Saturday, November 23, 2013

Grief Cooking

I recently read an article on Paula Wolfert and Alzheimer's in the Washington Post. There is an argument for cooking being a type of therapy. There seems to be a lot of grief around these days. Friends of mine are going through a rough patch as they watch their mother deteriorate. This morning she passed. Her legendary recipe are these cookies that were made every Christmas. I do hope that someone carries it on. Not that they will replicate the recipe but there is something in the doing. Through the practice comes memorial.

December has been a hard month for me traditionally as my father passed in a fishing accident a while back. I've never properly grieved. I'm going through a rough patch right now and my mind turns to cooking. It's not eating but rather the act of repetition, muscle memory and putting the love and ache into the food. While your mind can't do much, your body remembers.

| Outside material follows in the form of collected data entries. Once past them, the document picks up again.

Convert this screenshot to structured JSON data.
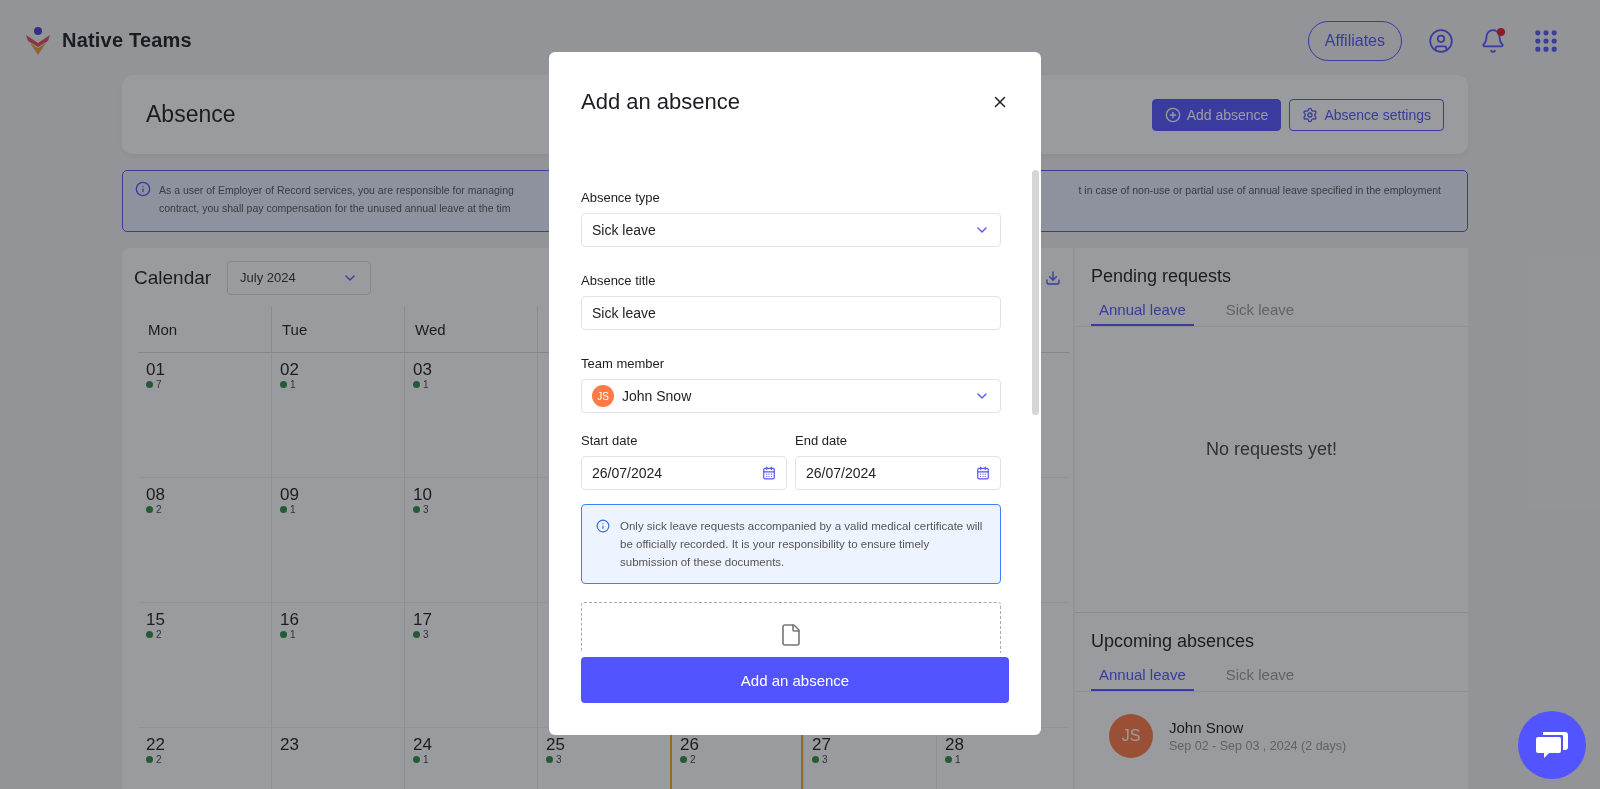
{
  "brand": {
    "name": "Native Teams"
  },
  "top_actions": {
    "affiliates": "Affiliates",
    "notifications": true
  },
  "page": {
    "title": "Absence",
    "buttons": [
      {
        "kind": "primary",
        "label": "Add absence"
      },
      {
        "kind": "settings",
        "label": "Absence settings"
      }
    ]
  },
  "notice": {
    "left_lines": [
      "As a user of Employer of Record services, you are responsible for managing",
      "contract, you shall pay compensation for the unused annual leave at the tim"
    ],
    "right_lines": [
      "t in case of non-use or partial use of annual leave specified in the employment"
    ]
  },
  "calendar": {
    "title": "Calendar",
    "month": "July 2024",
    "weekdays": [
      "Mon",
      "Tue",
      "Wed"
    ],
    "weeks": [
      [
        {
          "day": "01",
          "count": "7",
          "today": false
        },
        {
          "day": "02",
          "count": "1",
          "today": false
        },
        {
          "day": "03",
          "count": "1",
          "today": false
        }
      ],
      [
        {
          "day": "08",
          "count": "2",
          "today": false
        },
        {
          "day": "09",
          "count": "1",
          "today": false
        },
        {
          "day": "10",
          "count": "3",
          "today": false
        }
      ],
      [
        {
          "day": "15",
          "count": "2",
          "today": false
        },
        {
          "day": "16",
          "count": "1",
          "today": false
        },
        {
          "day": "17",
          "count": "3",
          "today": false
        }
      ],
      [
        {
          "day": "22",
          "count": "2",
          "today": false
        },
        {
          "day": "23",
          "today": false
        },
        {
          "day": "24",
          "count": "1",
          "today": false
        },
        {
          "day": "25",
          "count": "3",
          "today": false
        },
        {
          "day": "26",
          "count": "2",
          "today": true
        },
        {
          "day": "27",
          "count": "3",
          "today": false
        },
        {
          "day": "28",
          "count": "1",
          "today": false
        }
      ]
    ]
  },
  "pending": {
    "title": "Pending requests",
    "tabs": [
      {
        "label": "Annual leave",
        "selected": true
      },
      {
        "label": "Sick leave",
        "selected": false
      }
    ],
    "empty": "No requests yet!"
  },
  "upcoming": {
    "title": "Upcoming absences",
    "tabs": [
      {
        "label": "Annual leave",
        "selected": true
      },
      {
        "label": "Sick leave",
        "selected": false
      }
    ],
    "items": [
      {
        "initials": "JS",
        "name": "John Snow",
        "dates": "Sep 02 - Sep 03 , 2024 (2 days)"
      }
    ]
  },
  "modal": {
    "title": "Add an absence",
    "fields": [
      {
        "kind": "select",
        "label": "Absence type",
        "value": "Sick leave"
      },
      {
        "kind": "input",
        "label": "Absence title",
        "value": "Sick leave"
      },
      {
        "kind": "member",
        "label": "Team member",
        "initials": "JS",
        "value": "John Snow"
      },
      {
        "kind": "dates",
        "items": [
          {
            "label": "Start date",
            "value": "26/07/2024"
          },
          {
            "label": "End date",
            "value": "26/07/2024"
          }
        ]
      },
      {
        "kind": "notice",
        "text": "Only sick leave requests accompanied by a valid medical certificate will be officially recorded. It is your responsibility to ensure timely submission of these documents."
      },
      {
        "kind": "upload"
      }
    ],
    "submit": "Add an absence"
  }
}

I have made stock for better days, put away leftovers and put together meals with odds and sods. Each meal is an act in survival. Each plate I put before my family is a small offering of love. Where I often find myself not able to give the support as I grieve, I find that the dishes offer a poor stand in. As I work, I begin to heal and slowly I will drift away from my kitchen to be again with my loved ones. The mental and emotional numbness will give way to exhaustion, daily. Then I will begin to feel again and hugs, smiles, and cuddles will flow freely. But now, I work in the kitchen to get to the same point every day. Every day, my body remembers a technique. Every day, the confidence from the kitchen returns a little confidence to the rest of my life.

When all the food is gone, the freezer emptied, and the dishes done, then and only then will I know that the time for grieving is past.